Die Gewalt eskalierte seit etwa 2010; es begann mit dem Fällen palästinensischer Olivenbäume, Steinwürfen auf palästinensische Autos und Störaktionen gegen arabische Bauern bei der Feldarbeit.[43]

Die Aktionen werden kurzfristig verabredet und verstehen sich als Reaktion auf eine Äußerung eines bekannten Politikers, eine terroristische Attacke oder auf die Räumung einer illegalen Siedlung.[44] Diese Art von Vergeltung wird auch als „Preisschild“-Attacke bezeichnet, der israelische Staat soll durch Akte von Vandalismus einen Preis für politische Maßnahmen zahlen. Das Ziel ist meist fußläufig erreichbar, oder es wird ein Fahrzeug organisiert. Da die Aktion des Nachts stattfindet, sind Zusammenstöße mit der israelischen Armee oder der lokalen Polizei nicht zu erwarten: „Es scheint, als ob die Ordnungskräfte die Augen verschlössen gegenüber dem, was sich da direkt vor ihrer Nase abspielt.“[44]

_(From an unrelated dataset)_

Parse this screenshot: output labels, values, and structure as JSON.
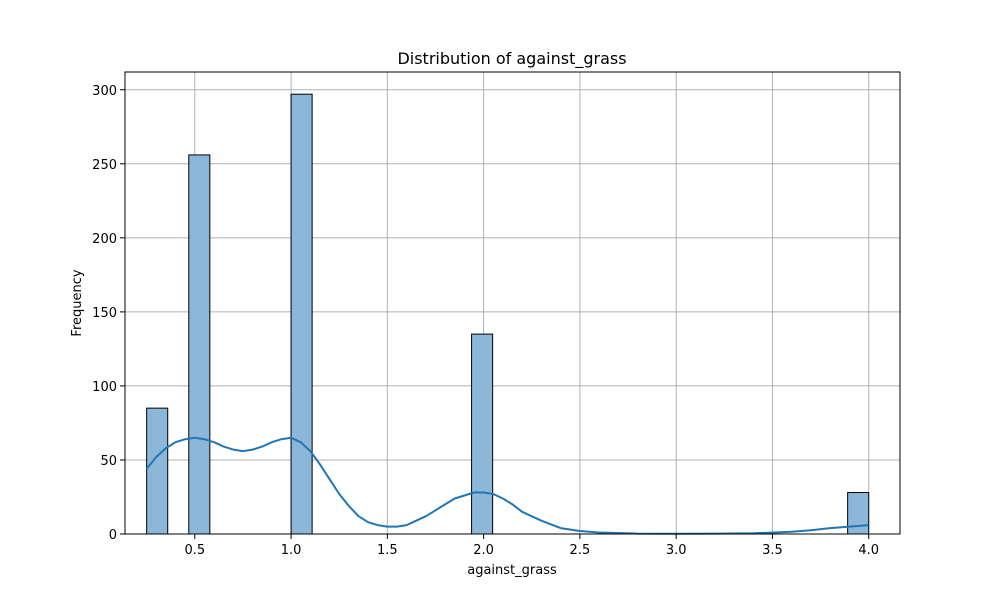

Nach Einschätzung israelischer Ermittlungsbehörden vom 29. Juli 2015 gab es eine radikalisierte Gruppe innerhalb der Hilltop Youth, die seit 2013 den Sturz der israelischen Regierung plante und durch verschiedene Aktionen die „Erlösung“ herbeiführen wollte. Der Kopf dieser Gruppe sei unter Auflagen aus der Haft entlassen worden und wohne in Safed.[45]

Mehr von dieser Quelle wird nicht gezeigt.